Windmill Lane vs Fleeting Green in Real Spaces
3 real rooms side by side. Seeing Windmill Lane and Fleeting Green in actual rooms makes the difference concrete; browse the spaces below to get a feel for how each color lives on a wall.
Bedroom
Bedroom walls are often seen under warm artificial light, a context that shifts both colors from how they look on a chip.
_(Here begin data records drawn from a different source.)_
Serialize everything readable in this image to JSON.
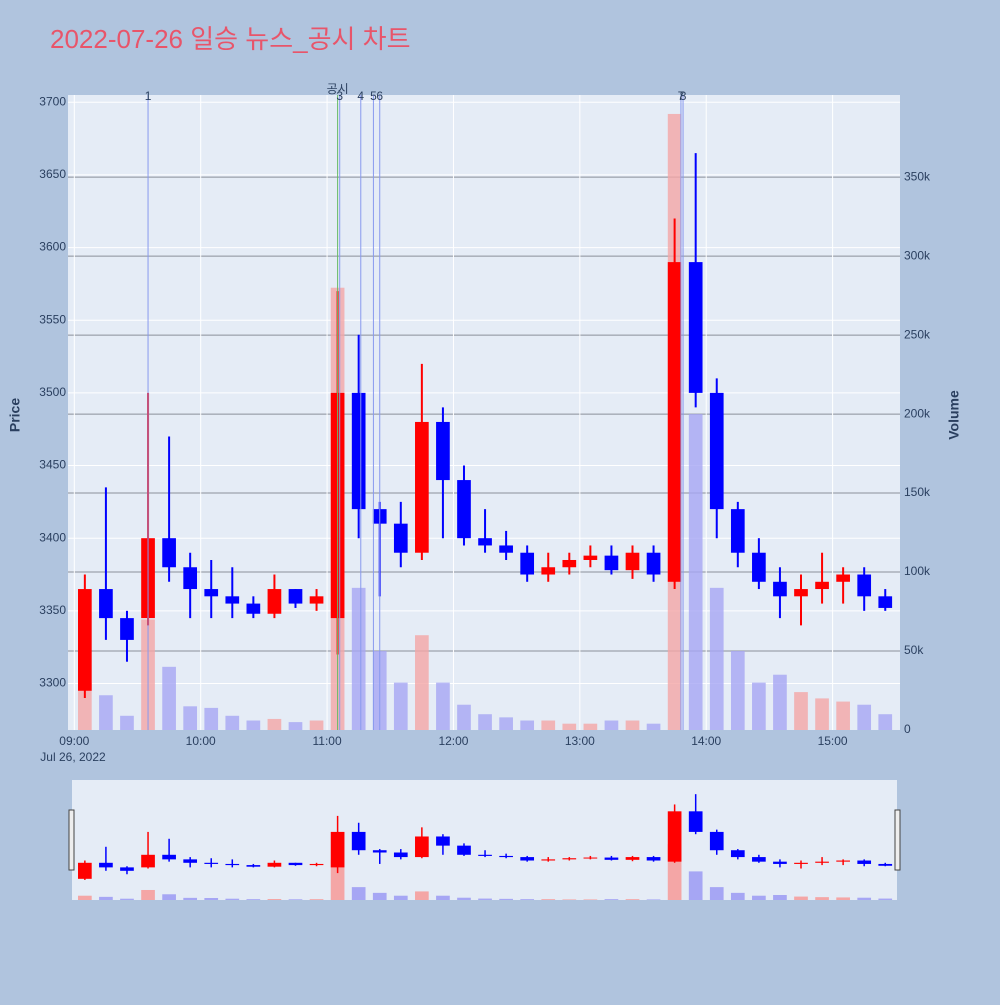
{
  "chart_data": {
    "type": "candlestick",
    "title": "2022-07-26 일승 뉴스_공시 차트",
    "x": [
      "09:00",
      "09:10",
      "09:20",
      "09:30",
      "09:40",
      "09:50",
      "10:00",
      "10:10",
      "10:20",
      "10:30",
      "10:40",
      "10:50",
      "11:00",
      "11:10",
      "11:20",
      "11:30",
      "11:40",
      "11:50",
      "12:00",
      "12:10",
      "12:20",
      "12:30",
      "12:40",
      "12:50",
      "13:00",
      "13:10",
      "13:20",
      "13:30",
      "13:40",
      "13:50",
      "14:00",
      "14:10",
      "14:20",
      "14:30",
      "14:40",
      "14:50",
      "15:00",
      "15:10",
      "15:20"
    ],
    "open": [
      3295,
      3365,
      3345,
      3345,
      3400,
      3380,
      3365,
      3360,
      3355,
      3348,
      3365,
      3355,
      3345,
      3500,
      3420,
      3410,
      3390,
      3480,
      3440,
      3400,
      3395,
      3390,
      3375,
      3380,
      3385,
      3388,
      3378,
      3390,
      3370,
      3590,
      3500,
      3420,
      3390,
      3370,
      3360,
      3365,
      3370,
      3375,
      3360
    ],
    "high": [
      3375,
      3435,
      3350,
      3500,
      3470,
      3390,
      3385,
      3380,
      3360,
      3375,
      3365,
      3365,
      3570,
      3540,
      3425,
      3425,
      3520,
      3490,
      3450,
      3420,
      3405,
      3395,
      3390,
      3390,
      3395,
      3395,
      3395,
      3395,
      3620,
      3665,
      3510,
      3425,
      3400,
      3380,
      3375,
      3390,
      3380,
      3380,
      3365
    ],
    "low": [
      3290,
      3330,
      3315,
      3340,
      3370,
      3345,
      3345,
      3345,
      3345,
      3345,
      3352,
      3350,
      3320,
      3400,
      3360,
      3380,
      3385,
      3400,
      3395,
      3390,
      3385,
      3370,
      3370,
      3375,
      3380,
      3375,
      3372,
      3370,
      3365,
      3490,
      3400,
      3380,
      3365,
      3345,
      3340,
      3355,
      3355,
      3350,
      3350
    ],
    "close": [
      3365,
      3345,
      3330,
      3400,
      3380,
      3365,
      3360,
      3355,
      3348,
      3365,
      3355,
      3360,
      3500,
      3420,
      3410,
      3390,
      3480,
      3440,
      3400,
      3395,
      3390,
      3375,
      3380,
      3385,
      3388,
      3378,
      3390,
      3375,
      3590,
      3500,
      3420,
      3390,
      3370,
      3360,
      3365,
      3370,
      3375,
      3360,
      3352
    ],
    "volume": [
      30000,
      22000,
      9000,
      70000,
      40000,
      15000,
      14000,
      9000,
      6000,
      7000,
      5000,
      6000,
      280000,
      90000,
      50000,
      30000,
      60000,
      30000,
      16000,
      10000,
      8000,
      6000,
      6000,
      4000,
      4000,
      6000,
      6000,
      4000,
      390000,
      200000,
      90000,
      50000,
      30000,
      35000,
      24000,
      20000,
      18000,
      16000,
      10000
    ],
    "up_color": "#ff0000",
    "down_color": "#0000ff",
    "volume_up_color": "#f4a6a6",
    "volume_down_color": "#a6a6f4",
    "xlim": [
      "08:57",
      "15:32"
    ],
    "xticks": [
      "09:00",
      "10:00",
      "11:00",
      "12:00",
      "13:00",
      "14:00",
      "15:00"
    ],
    "x_date_label": "Jul 26, 2022",
    "ylim": [
      3268,
      3705
    ],
    "yticks": [
      3300,
      3350,
      3400,
      3450,
      3500,
      3550,
      3600,
      3650,
      3700
    ],
    "y2lim": [
      0,
      402000
    ],
    "y2ticks": [
      0,
      {
        "value": 50000,
        "label": "50k"
      },
      {
        "value": 100000,
        "label": "100k"
      },
      {
        "value": 150000,
        "label": "150k"
      },
      {
        "value": 200000,
        "label": "200k"
      },
      {
        "value": 250000,
        "label": "250k"
      },
      {
        "value": 300000,
        "label": "300k"
      },
      {
        "value": 350000,
        "label": "350k"
      }
    ],
    "y_label": "Price",
    "y2_label": "Volume",
    "annotations": [
      {
        "x": "09:35",
        "label": "1",
        "color": "#8899ee"
      },
      {
        "x": "11:05",
        "label": "공시",
        "color": "#66bb66"
      },
      {
        "x": "11:06",
        "label": "3",
        "color": "#8899ee"
      },
      {
        "x": "11:16",
        "label": "4",
        "color": "#8899ee"
      },
      {
        "x": "11:22",
        "label": "5",
        "color": "#8899ee"
      },
      {
        "x": "11:25",
        "label": "6",
        "color": "#8899ee"
      },
      {
        "x": "13:48",
        "label": "7",
        "color": "#8899ee"
      },
      {
        "x": "13:49",
        "label": "8",
        "color": "#8899ee"
      }
    ]
  }
}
The LRV gap is large enough that Fleeting Green will make the room feel meaningfully brighter than Windmill Lane would.
Bathroom
Bathrooms amplify color — the enclosed space and reflective surfaces make what reads subtle elsewhere feel more present here. The LRV gap is large enough that Fleeting Green will make the room feel meaningfully brighter than Windmill Lane would.
Kitchen Cabinets
On cabinetry, undertone and temperature become more pronounced against countertops and hardware. The LRV gap is large enough that Fleeting Green will make the room feel meaningfully brighter than Windmill Lane would.
Color Details
Windmill Lane vs Fleeting Green Simulated Comparison
5 simulated room previews — drag the slider on each to see Windmill Lane on one side and Fleeting Green on the other.
Digital color is approximate. These simulations are generated from the manufacturer's hex values and overlaid on grayscale room photos — your screen's calibration, brightness, and viewing angle all affect how they render. Before committing to either color, test physical samples in your own space under the light you actually live with.
More Windmill Lane comparisons
See how Windmill Lane stacks up against other well-photographed colors across different brands and tones.